The recurring patterns that cause production bugs.

**1. Catching Exception (or Throwable) too broadly.**

try {
    doSomething();
} catch (Exception e) {
    log.error("oops", e);
    // continue as if nothing happened
}

This swallows EVERY exception, including ones you didn't expect — including bugs you'd want to know about. Always catch the narrowest type that makes sense.

**2. Empty catch blocks.**

try {
    parseInt(input);
} catch (NumberFormatException e) {
    // ignore — assume it's not a number
}

If you genuinely mean to ignore an exception, add a comment explaining WHY. Otherwise this looks like a forgotten TODO and confuses every future reader.

**3. Catching and re-throwing without preserving the cause.**

try {
    bankApi.charge(amount);
} catch (Exception e) {
    throw new PaymentException("charge failed");   // loses original stack trace!
}

Always pass e as the cause: throw new PaymentException("charge failed", e);

**4. Using exceptions for control flow.**

try {
    int n = Integer.parseInt(input);
    handleNumber(n);
} catch (NumberFormatException e) {
    handleNonNumber(input);   // using exception as an if-else
}

Exceptions are expensive — building the stack trace takes time. For predictable cases, check first with a regex or a try-parse helper.

**5. Catching NullPointerException instead of preventing it.**

try {
    return user.getAddress().getStreet();
} catch (NullPointerException e) {
    return "Unknown";
}

NPE means a bug. Catching it hides the bug. Use null checks or Optional instead.

**6. Throwing exceptions from finally.**

try {
    riskyOp();
} finally {
    cleanup();   // if this throws, the original exception is LOST
}

If both riskyOp() and cleanup() throw, only the cleanup exception propagates. Use try-with-resources or guard cleanup with its own try-catch.

**7. Forgetting to chain causes when wrapping.** Same as #3. The cause IS the most important part of an exception — the most-asked debugging question is "what was the root cause?"

What to actually do in production code

A practical playbook.

**Throw early.** Validate inputs at the start of methods. Throw IllegalArgumentException with a helpful message immediately, before you've done other work that needs to be unwound.

**Catch late.** Don't catch unless you can actually do something useful — retry, log with context, return a default, convert to a different exception. Catching just to log and continue is rarely the right answer.

**Use try-with-resources for everything closeable.** No exceptions to this rule in 2026.

**Include context in exception messages.** "Failed to parse" is useless. "Failed to parse user.email = 'not_an_email' at line 47" is debuggable.

**Log the full stack trace, not just the message.** log.error("failed", e) not log.error("failed: " + e.getMessage()). The trace is where the answer lives.

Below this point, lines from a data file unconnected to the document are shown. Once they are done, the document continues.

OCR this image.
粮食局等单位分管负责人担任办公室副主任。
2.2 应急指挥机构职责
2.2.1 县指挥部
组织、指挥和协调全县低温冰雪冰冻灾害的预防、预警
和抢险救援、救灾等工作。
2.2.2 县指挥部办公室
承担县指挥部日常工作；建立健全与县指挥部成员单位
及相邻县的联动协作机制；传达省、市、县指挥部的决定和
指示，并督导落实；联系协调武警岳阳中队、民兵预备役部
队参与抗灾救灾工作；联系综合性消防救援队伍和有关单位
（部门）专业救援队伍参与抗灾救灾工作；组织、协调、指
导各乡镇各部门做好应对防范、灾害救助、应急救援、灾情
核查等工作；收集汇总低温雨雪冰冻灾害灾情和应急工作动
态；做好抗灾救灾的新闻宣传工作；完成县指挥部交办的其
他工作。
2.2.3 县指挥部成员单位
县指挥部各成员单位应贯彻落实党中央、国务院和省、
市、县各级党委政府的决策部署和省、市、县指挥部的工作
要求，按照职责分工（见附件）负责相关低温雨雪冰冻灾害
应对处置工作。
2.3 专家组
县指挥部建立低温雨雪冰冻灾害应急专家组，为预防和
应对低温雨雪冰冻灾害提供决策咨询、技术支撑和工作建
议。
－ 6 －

**At the application boundary, catch and translate.** A web controller's outermost layer should catch all unhandled exceptions, log them with request context, and return a sensible HTTP response. Don't let raw exceptions leak to users.

**Domain exceptions for domain errors.** Don't use RuntimeException("payment failed"). Use PaymentDeclinedException("card_expired", "Card expired on 2024-12-31"). Future code can catch the specific type.

**Document exceptions in javadoc** for any method that throws meaningfully. Especially for libraries:

/**
 * Charges the given amount to this card.
 * @throws PaymentDeclinedException if the bank declines the charge
 * @throws NetworkException if the bank API is unreachable
 */
public void charge(BigDecimal amount) { ... }

This is the contract the caller depends on. If you change what you throw, you've changed the contract.